Sentado naquele banco de aço, forjado com espadas de criminosos, Drumius sentia-se ultrajado. Enxergava em volta guerreiros que comandara ou sob cujas ordens haviam combatido ferozmente. Notou a expressão decepcionada de Barka, Mestre de Guerra do Sul, a quem servia durante as batalhas contra os bárbaros. Fora a primeira vez que tivera um pelotão sob seu comando. Vibrara com o combate e lamentara as mortes enquanto escrevia as cartas para algumas das mães que agora observavam seu julgamento. Queria imaginar se elas estavam felizes por verem morrer enforcado quem levara seus filhos para a morte.

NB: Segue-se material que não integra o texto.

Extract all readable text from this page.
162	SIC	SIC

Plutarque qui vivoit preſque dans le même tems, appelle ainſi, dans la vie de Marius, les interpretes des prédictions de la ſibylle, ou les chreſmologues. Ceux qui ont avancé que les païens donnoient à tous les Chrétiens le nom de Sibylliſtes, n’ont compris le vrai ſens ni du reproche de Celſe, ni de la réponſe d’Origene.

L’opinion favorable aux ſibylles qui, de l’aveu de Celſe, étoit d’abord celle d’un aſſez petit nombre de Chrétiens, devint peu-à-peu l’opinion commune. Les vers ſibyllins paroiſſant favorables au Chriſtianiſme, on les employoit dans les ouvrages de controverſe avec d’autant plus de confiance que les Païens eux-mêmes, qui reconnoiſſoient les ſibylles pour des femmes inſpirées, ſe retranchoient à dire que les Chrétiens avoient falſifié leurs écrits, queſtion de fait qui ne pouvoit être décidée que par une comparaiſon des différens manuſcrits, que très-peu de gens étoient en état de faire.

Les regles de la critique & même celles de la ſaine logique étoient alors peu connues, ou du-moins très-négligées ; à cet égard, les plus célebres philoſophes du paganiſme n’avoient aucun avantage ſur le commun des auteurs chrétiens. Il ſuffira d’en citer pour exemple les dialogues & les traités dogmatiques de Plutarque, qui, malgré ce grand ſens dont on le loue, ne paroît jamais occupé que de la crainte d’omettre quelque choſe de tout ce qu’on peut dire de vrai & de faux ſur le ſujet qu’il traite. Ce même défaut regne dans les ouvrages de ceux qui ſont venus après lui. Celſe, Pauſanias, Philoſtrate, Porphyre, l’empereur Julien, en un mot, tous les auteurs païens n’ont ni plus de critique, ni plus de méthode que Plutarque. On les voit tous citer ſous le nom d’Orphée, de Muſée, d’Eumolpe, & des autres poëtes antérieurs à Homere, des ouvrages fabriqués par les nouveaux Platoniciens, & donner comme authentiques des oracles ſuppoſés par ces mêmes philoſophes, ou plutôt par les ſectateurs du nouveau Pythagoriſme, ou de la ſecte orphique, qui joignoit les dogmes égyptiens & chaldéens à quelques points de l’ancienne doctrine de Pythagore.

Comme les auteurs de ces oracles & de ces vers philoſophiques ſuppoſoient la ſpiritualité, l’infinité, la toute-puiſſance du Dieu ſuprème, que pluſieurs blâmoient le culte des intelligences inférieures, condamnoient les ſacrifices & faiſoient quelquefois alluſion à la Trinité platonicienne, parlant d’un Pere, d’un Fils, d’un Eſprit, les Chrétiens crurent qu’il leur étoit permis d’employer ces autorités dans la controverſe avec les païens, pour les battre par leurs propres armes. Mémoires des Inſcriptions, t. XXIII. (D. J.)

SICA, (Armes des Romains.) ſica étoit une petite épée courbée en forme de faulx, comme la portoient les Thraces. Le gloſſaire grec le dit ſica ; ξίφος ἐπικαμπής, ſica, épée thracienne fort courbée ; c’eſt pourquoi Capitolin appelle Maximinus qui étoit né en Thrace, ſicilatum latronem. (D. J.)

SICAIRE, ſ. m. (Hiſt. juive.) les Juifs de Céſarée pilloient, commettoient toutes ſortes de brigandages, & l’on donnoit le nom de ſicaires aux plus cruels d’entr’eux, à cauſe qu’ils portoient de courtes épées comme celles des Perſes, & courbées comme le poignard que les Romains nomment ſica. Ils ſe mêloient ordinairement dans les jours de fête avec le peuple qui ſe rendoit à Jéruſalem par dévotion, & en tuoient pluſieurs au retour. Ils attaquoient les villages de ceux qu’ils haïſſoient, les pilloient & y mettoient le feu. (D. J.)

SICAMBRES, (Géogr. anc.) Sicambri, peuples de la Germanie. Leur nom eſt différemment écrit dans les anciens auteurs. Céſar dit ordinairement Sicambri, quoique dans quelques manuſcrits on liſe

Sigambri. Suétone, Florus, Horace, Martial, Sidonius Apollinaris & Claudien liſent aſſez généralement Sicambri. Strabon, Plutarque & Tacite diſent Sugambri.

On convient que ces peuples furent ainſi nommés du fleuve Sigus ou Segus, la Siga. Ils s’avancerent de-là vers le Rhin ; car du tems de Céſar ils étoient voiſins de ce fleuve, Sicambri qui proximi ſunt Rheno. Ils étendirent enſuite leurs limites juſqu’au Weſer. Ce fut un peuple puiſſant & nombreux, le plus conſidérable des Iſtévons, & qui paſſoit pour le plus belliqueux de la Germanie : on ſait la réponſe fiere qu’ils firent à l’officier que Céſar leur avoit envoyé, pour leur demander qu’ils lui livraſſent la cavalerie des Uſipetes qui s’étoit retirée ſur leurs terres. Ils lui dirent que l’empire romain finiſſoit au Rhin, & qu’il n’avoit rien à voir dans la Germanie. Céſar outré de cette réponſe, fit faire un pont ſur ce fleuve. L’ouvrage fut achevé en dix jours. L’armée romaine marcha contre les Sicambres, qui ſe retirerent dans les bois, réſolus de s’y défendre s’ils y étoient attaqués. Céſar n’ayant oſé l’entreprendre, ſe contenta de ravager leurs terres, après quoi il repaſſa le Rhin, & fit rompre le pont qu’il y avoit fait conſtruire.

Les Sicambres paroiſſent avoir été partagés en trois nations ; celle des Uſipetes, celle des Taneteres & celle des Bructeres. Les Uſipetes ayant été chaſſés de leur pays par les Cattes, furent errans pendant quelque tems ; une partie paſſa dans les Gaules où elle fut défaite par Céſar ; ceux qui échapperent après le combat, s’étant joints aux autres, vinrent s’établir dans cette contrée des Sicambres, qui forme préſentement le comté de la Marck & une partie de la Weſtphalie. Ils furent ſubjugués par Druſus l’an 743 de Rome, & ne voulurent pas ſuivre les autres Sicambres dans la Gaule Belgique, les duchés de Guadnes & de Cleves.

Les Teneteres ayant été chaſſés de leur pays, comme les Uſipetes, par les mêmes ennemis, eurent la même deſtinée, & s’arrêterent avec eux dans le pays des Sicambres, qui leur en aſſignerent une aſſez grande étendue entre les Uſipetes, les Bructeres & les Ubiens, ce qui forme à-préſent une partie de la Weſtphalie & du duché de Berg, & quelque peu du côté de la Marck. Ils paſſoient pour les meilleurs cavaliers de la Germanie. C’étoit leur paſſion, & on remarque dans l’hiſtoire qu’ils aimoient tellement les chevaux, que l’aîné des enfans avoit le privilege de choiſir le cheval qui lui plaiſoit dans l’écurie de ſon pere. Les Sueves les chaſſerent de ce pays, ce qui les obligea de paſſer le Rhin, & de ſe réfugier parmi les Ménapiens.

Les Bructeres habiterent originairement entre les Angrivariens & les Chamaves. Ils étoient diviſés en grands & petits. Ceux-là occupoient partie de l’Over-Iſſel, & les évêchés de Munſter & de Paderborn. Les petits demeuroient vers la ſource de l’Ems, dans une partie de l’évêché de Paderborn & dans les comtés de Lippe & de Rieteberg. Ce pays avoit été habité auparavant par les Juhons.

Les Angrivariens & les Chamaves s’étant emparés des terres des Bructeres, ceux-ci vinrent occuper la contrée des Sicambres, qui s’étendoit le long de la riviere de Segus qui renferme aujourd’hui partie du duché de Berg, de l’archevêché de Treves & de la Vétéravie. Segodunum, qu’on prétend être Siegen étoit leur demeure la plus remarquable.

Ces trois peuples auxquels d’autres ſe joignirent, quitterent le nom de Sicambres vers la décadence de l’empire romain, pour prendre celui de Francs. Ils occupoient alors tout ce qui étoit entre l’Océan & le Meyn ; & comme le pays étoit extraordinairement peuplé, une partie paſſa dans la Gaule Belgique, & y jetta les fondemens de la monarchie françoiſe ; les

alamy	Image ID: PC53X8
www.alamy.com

A palavra enforcamento rondava seu espírito desde que recobrara a consciência. Não teria a dignidade nem de morrer com uma espada na mão ou sob o ferimento do aço lhe cortando músculos e entranhas enquanto chamava por Keenn. Era uma tristeza severa que se abatia sobre ele e o fazia entender o que outros já haviam sentido quando ele mesmo os julgara durante as campanhas como juiz máximo do batalhão e os enviara para dançar com o laço mortal no pescoço. “A morte vai dar o laço em sua gravata”, dizia para a vergonha dos condenados.

- Que o réu se levante – disse Dencar, um dos juízes.

Drumius se colocou de pé sob a visão de todos, principalmente dos cinco juízes. Lenius olhou para o amigo com pesar. Quinto na fila, ao lado do Barão de Tarh, também o questionaria antes de dar-lhe a sentença.

- Rejeita as acusações? – perguntou o Barão de Tarh, iniciando os procedimentos.

- Não – respondeu, gerando murmúrios.

- Pretende usar as tais armas de fogo se continuar junto à ordem?

- Pretendo.

- Reconhece que elas são armas de covardes que fogem à guerra que pregamos e por qual lutamos?

- Não – respondeu, certo do que pensava, tão certo que esqueceu-se da forca e da morte sem honra. Os murmúrios aumentaram, com aquelas conversas de soslaio que lembravam a Drumius de sua infância, aquelas fofocas de mulheres entediadas e de homens velhos e famintos pelo poder.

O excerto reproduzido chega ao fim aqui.